Am I truly who I see in the mirror,
or am I the image he sees looking back?
Always living in the past I see clearly,
or looking to the future unable to see.
How am I ever to stop and smell the roses,
if I am so lost in the memories.
How can I let go of what I was,
if I never take a look at who I am.
I see images of ghosts in windows as I walk,
sadness hits me hard as I wonder about life.
Maybe I am the ghost walking these streets,
trying to get a grasp on what I am inside.
I have taken for granted what it is about living,
how beautiful things are to my eyes as I cry.

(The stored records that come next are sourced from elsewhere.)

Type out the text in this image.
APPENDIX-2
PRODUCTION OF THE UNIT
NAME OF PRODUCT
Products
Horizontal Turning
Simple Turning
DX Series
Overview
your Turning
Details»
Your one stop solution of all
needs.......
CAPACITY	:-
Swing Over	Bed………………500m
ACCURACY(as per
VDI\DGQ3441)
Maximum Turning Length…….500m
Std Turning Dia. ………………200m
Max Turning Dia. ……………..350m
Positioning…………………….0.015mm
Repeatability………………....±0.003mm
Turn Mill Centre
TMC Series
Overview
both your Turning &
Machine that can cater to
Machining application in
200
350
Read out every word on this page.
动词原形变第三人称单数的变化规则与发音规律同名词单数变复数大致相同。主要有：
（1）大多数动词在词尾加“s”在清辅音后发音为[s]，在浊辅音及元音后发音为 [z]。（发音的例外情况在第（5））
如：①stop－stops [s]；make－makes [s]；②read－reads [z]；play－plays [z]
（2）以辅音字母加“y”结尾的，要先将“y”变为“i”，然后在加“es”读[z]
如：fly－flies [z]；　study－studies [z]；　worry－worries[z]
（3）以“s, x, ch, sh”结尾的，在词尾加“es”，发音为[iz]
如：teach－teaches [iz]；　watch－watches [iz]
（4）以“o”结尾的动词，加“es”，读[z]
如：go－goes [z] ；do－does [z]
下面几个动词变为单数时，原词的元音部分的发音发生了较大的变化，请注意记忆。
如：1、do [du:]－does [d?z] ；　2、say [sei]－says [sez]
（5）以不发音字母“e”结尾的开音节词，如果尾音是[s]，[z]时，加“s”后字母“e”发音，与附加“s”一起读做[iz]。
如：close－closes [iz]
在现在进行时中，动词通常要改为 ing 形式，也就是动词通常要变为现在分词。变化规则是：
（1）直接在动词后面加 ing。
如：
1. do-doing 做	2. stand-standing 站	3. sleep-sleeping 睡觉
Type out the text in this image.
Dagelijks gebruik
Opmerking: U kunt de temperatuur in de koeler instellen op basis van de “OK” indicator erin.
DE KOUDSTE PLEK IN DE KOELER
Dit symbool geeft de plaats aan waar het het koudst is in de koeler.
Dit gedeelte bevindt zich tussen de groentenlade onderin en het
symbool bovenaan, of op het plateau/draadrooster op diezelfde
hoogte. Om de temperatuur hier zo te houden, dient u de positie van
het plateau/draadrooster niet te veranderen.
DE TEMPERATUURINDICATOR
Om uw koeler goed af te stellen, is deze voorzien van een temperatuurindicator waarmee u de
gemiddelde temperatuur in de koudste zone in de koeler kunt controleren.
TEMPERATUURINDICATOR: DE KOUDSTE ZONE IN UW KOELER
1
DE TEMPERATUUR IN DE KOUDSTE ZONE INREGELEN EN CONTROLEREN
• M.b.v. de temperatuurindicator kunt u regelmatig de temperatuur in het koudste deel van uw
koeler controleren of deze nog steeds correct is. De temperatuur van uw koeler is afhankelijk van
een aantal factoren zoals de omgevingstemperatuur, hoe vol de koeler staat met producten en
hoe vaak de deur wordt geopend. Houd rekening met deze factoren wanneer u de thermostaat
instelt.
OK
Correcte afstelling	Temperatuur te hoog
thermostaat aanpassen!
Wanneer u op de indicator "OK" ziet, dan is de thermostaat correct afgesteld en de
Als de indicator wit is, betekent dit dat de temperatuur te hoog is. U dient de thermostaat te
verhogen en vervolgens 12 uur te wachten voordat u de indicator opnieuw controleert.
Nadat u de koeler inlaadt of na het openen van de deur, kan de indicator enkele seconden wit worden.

No sorrow enough to erase what I have done,
no grave able to hold me close as I rest.
Reflection hits me as the waters stop flowing,
destined to be I am able to stand.
Taking in all of the hurt I have caused,
only to cry in solitude weeping in my hands.
So much to live for now that I am dead,
feelings of tomorrow halting my yesterday.
I just want to see the mirror of my love,
where I mattered somehow before I understood.
Taking the hand of the lonely now at peace,
reflection beset upon the hearts of the few.
Holding up my head in my shame,
image of who I can be haunting lights.
I stop for a moment to look at right now,
all tears are gone, life is beautiful.
Letting go of what I may have been,
to see this reflection of love in my heart.
In my eyes there is much more to be revealed,
showing the truth of what passion is to me now.
As I walk down to be up in the light,
my mirror reflects my love, my hope, my life.